IEEE published a study positioning synthetic data as a practical tool for reducing exposure to sensitive personal data while supporting AI development under tightening privacy regulation. For data and compliance teams, the message is less about novelty and more about operationalizing synthetic data in regulated workflows.
IEEE: Synthetic data can reduce privacy risk without halting AI work
On Nov 10, 2025, IEEE published a study examining synthetic data’s role in AI privacy and regulatory compliance, with particular relevance to sensitive domains like healthcare and finance. The study frames synthetic data as a way to generate realistic datasets that preserve statistical utility for training and analytics while limiting direct use of real personally identifiable information (PII).

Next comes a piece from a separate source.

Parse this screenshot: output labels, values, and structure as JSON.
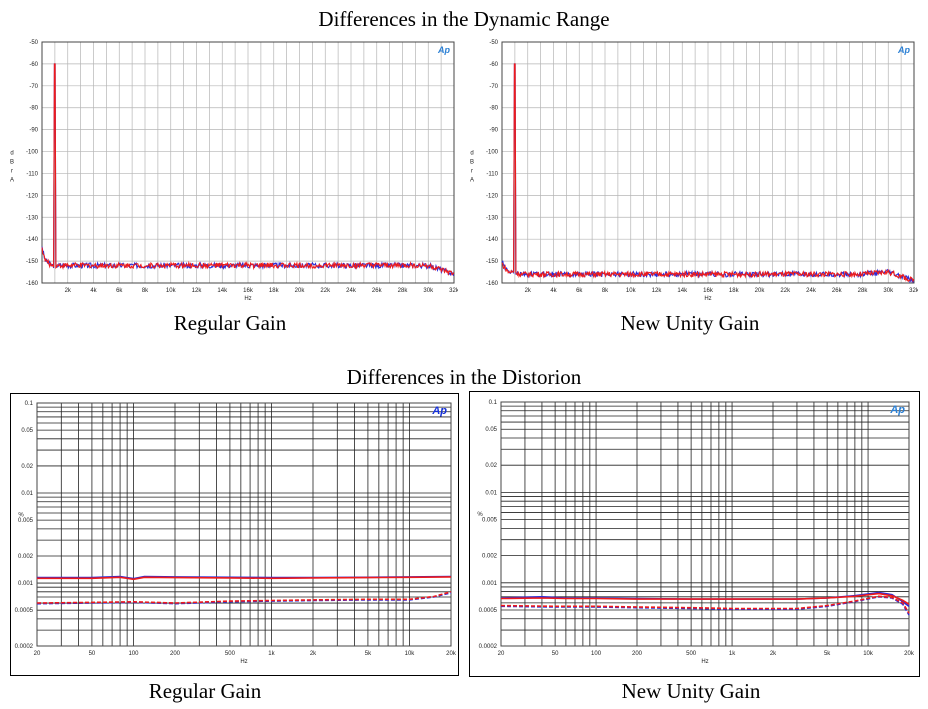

IEEE also calls out common generation approaches, including Generative Adversarial Networks (GANs), as part of the technical toolkit for producing high-fidelity synthetic datasets. The report ties adoption to regulatory pressure, explicitly referencing GDPR and CCPA as drivers pushing organizations toward approaches that lower exposure to real data in model development and analysis pipelines.
- Compliance posture: If synthetic data is used to reduce reliance on real PII, it can support GDPR/CCPA-aligned programs by narrowing where sensitive data is processed and who can access it.
- Breach and audit surface area: Replacing some training/analytics datasets with synthetic alternatives can reduce the blast radius of leaks and simplify controls around data sharing, vendor access, and sandbox environments.
- Engineering reality check: Methods like GANs can improve fidelity, but teams still need validation gates (utility, bias, and privacy leakage testing) to avoid “synthetic” becoming a false sense of safety.